Siberia wildfires: Russia army planes and thousands of firefighters battle blazes

Siberia wildfires: Russia army planes and thousands of firefighters battle blazes

Siberia wildfires: Russia army planes and thousands of firefighters battle blazes

About 800,000 hectares of forest destroyed so far in region enveloped by smoke as Russia suffers through ‘abnormal heatwave’

A firefighter battles a forest fire in Yakutia.

Reuters
Tue 13 Jul 2021 20.36 EDT

Russia’s army has sent water-bombing planes to support thousands of firefighters battling huge wildfires in Siberia, a region known for its frozen tundra that is now sweltering under a heatwave.

Flames are tearing across 800,000 hectares of forest, and the hardest-hit region of Yakutia in the north has been in a state of emergency for weeks as climate scientists sound the alarm about the potential long-term impact.

On Tuesday, more than 2,600 firefighters were battling blazes in Yakutia, which has borne the brunt of the fires in recent years.

“We’re suffocating, our lungs are being poisoned by acrid smoke,” reads one of two online petitions by Yakutia’s residents addressed to President Vladimir Putin. They are asking for more equipment and forces to combat the fires.

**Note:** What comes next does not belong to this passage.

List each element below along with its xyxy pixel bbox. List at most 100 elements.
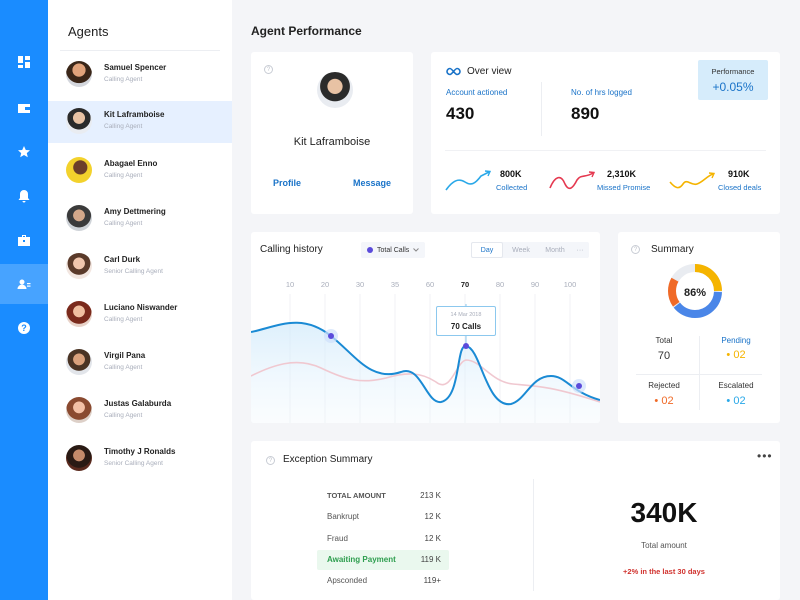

Russia has seen its annual fire season become more ferocious in recent years, as climate change has driven unusually high temperatures across the northern Siberian tundra. This year, temperatures have already hit new record highs.

“The fire risk has seriously flared up across practically the entire country because of the abnormal heatwave,” defence minister Sergei Shoigu said on Tuesday.

Wildfires have destroyed dozens of houses in the central western Chelyabinsk region in Russia.

Putin ordered the defence ministry to assist local authorities, while the army deployed several water-dropping Ilyushin Il-76 aircraft to douse the flames from the sky, Shoigu said, without specifying exactly how many aircraft were sent.

Fires in Russia’s central Chelyabinsk region last week killed one man and destroyed dozens of village homes.

The Siberian fires have raised fears about the permafrost and peatlands thawing, releasing carbon long stored in the frozen tundra.

Ash from the fires could also blanket nearby snow cover, turning it dark so that it absorbs more solar radiation and warms even faster.

In both 2019 and 2020, Yakutia’s wildfires led to record amounts of greenhouse gases being released from the region, according to the Copernicus Atmosphere Monitoring Service (CAMS), part of a European Union observation programme.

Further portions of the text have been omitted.